Ten Hove believes Kingston’s physical landscape plays a part in nurturing her sailing skills, but more importantly, it’s the resources and sailing community that contribute to Kingston’s sailing legacy. “I was really lucky to grow up out of the Kingston sailing community and specifically the Kingston Yacht Club because there would be sailors around who were past world champions, Pan Am medallists, past Olympians…and I think Kingston has a really incredible theme of giving back and I try to embody this theme as well. People within Kingston and in the Kingston sailing community really want to pass along their knowledge so I definitely benefitted from that firsthand. It’s definitely a main reason I am where I am today.”
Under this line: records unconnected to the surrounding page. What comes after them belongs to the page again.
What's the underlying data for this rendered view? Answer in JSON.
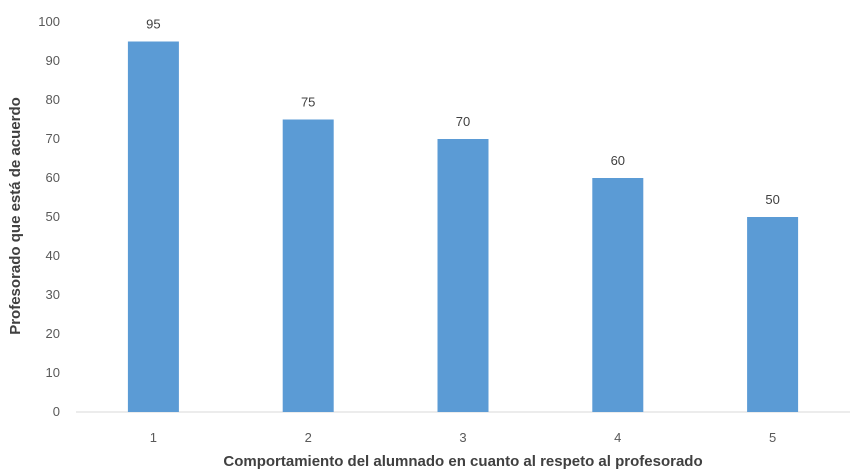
{
  "chart_data": {
    "type": "bar",
    "categories": [
      "1",
      "2",
      "3",
      "4",
      "5"
    ],
    "values": [
      95,
      75,
      70,
      60,
      50
    ],
    "xlabel": "Comportamiento del alumnado en cuanto al respeto al profesorado",
    "ylabel": "Profesorado que está de acuerdo",
    "ylim": [
      0,
      100
    ],
    "yticks": [
      0,
      10,
      20,
      30,
      40,
      50,
      60,
      70,
      80,
      90,
      100
    ],
    "data_labels": true,
    "grid": false,
    "legend": "none",
    "colors": {
      "bar": "#5b9bd5",
      "axis": "#d9d9d9",
      "text": "#595959"
    }
  }
}
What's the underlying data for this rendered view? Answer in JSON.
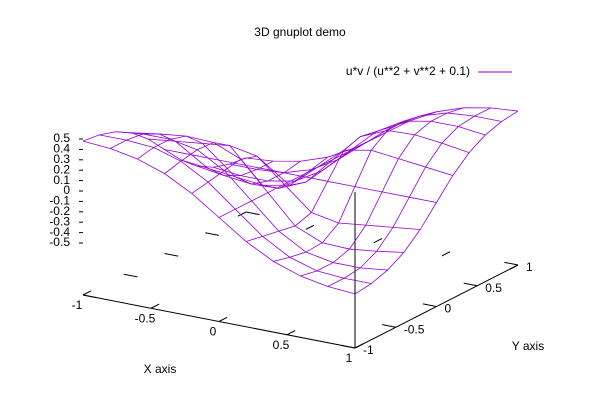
{
  "chart_data": {
    "type": "surface",
    "title": "3D gnuplot demo",
    "xlabel": "X axis",
    "ylabel": "Y axis",
    "x": [
      -1,
      -0.8,
      -0.6,
      -0.4,
      -0.2,
      0,
      0.2,
      0.4,
      0.6,
      0.8,
      1
    ],
    "y": [
      -1,
      -0.8,
      -0.6,
      -0.4,
      -0.2,
      0,
      0.2,
      0.4,
      0.6,
      0.8,
      1
    ],
    "series": [
      {
        "name": "u*v / (u**2 + v**2 + 0.1)",
        "color": "#9400d3",
        "z": [
          [
            0.48,
            0.46,
            0.41,
            0.32,
            0.18,
            0,
            -0.18,
            -0.32,
            -0.41,
            -0.46,
            -0.48
          ],
          [
            0.46,
            0.46,
            0.44,
            0.36,
            0.21,
            0,
            -0.21,
            -0.36,
            -0.44,
            -0.46,
            -0.46
          ],
          [
            0.41,
            0.44,
            0.44,
            0.39,
            0.24,
            0,
            -0.24,
            -0.39,
            -0.44,
            -0.44,
            -0.41
          ],
          [
            0.32,
            0.36,
            0.39,
            0.38,
            0.27,
            0,
            -0.27,
            -0.38,
            -0.39,
            -0.36,
            -0.32
          ],
          [
            0.18,
            0.21,
            0.24,
            0.27,
            0.22,
            0,
            -0.22,
            -0.27,
            -0.24,
            -0.21,
            -0.18
          ],
          [
            0,
            0,
            0,
            0,
            0,
            0,
            0,
            0,
            0,
            0,
            0
          ],
          [
            -0.18,
            -0.21,
            -0.24,
            -0.27,
            -0.22,
            0,
            0.22,
            0.27,
            0.24,
            0.21,
            0.18
          ],
          [
            -0.32,
            -0.36,
            -0.39,
            -0.38,
            -0.27,
            0,
            0.27,
            0.38,
            0.39,
            0.36,
            0.32
          ],
          [
            -0.41,
            -0.44,
            -0.44,
            -0.39,
            -0.24,
            0,
            0.24,
            0.39,
            0.44,
            0.44,
            0.41
          ],
          [
            -0.46,
            -0.46,
            -0.44,
            -0.36,
            -0.21,
            0,
            0.21,
            0.36,
            0.44,
            0.46,
            0.46
          ],
          [
            -0.48,
            -0.46,
            -0.41,
            -0.32,
            -0.18,
            0,
            0.18,
            0.32,
            0.41,
            0.46,
            0.48
          ]
        ]
      }
    ],
    "xlim": [
      -1,
      1
    ],
    "ylim": [
      -1,
      1
    ],
    "zlim": [
      -0.5,
      0.5
    ],
    "xticks": [
      -1,
      -0.5,
      0,
      0.5,
      1
    ],
    "yticks": [
      -1,
      -0.5,
      0,
      0.5,
      1
    ],
    "zticks": [
      0.5,
      0.4,
      0.3,
      0.2,
      0.1,
      0,
      -0.1,
      -0.2,
      -0.3,
      -0.4,
      -0.5
    ],
    "legend": "top right"
  }
}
Some other supports in the Kingston community she praises include organizations like Canadian Olympic-training Regatta, Kingston, widely known as CORK. Almost every year of her sailing career, ten Hove has participated in a CORK event. The team works tirelessly to bring high-profile, international events such as the Junior World Championships or the Laser Worlds to Kingston home waters. When she speaks of the organization, it’s with nothing but gratitude and pride.

Speaking of working tirelessly, ten Hove herself believes she’s only able to succeed the way she does because of the people who motivate her.

“What keeps me going is all the people that support me and are behind me and have believed in me and given me unconditional support. In a sporting career it’s not always going to be all ups. There’s some highs and some lows and my support team is so incredible, people who donate financially to me, donate time, just really believe in me, and believe that I would get to the Olympics and would be representing Canada. Just having them in my corner is what keeps me going.”

After a lifetime of support from Kingston, ten Hove is giving back by focusing on improving the low retention rate for young women in the sport of sailing. She credits the skills learned in sport for shaping the person she is today and decided to run a series of workshops and camps called, “Women Sailing to Success.”

“These camps are geared towards exposing young girls and young women to what the world of Olympic sailing looks like, what opportunities are offered, the skills you can learn and it just provides a place for young girls and young women in Canada to network with each other. Sailing is such a niche sport and I think having that community aspect is really important and also having a strong female role model to look up to, to say, ‘Look she did it, I can do that too.’”

Feedback has been more than positive for these workshops, with some young women who attended deciding to pursue Olympic sailing. Ten Hove recently saw some of them at the waterfront trying out their new Olympic-class boat for the first time. Ali ten Hove has been on the national team and competing on the World Cup circuit for eight years so far. While her athletic journey is far from over, she’s also bearing witness to Kingston’s next generation of professional sailors.

“I want to emphasize how thankful I am to the Kingston community for their support over the years. I feel really blessed to come from such a supportive community like Kingston and I’m really excited and proud to represent them on the world stage at the Olympics this summer.”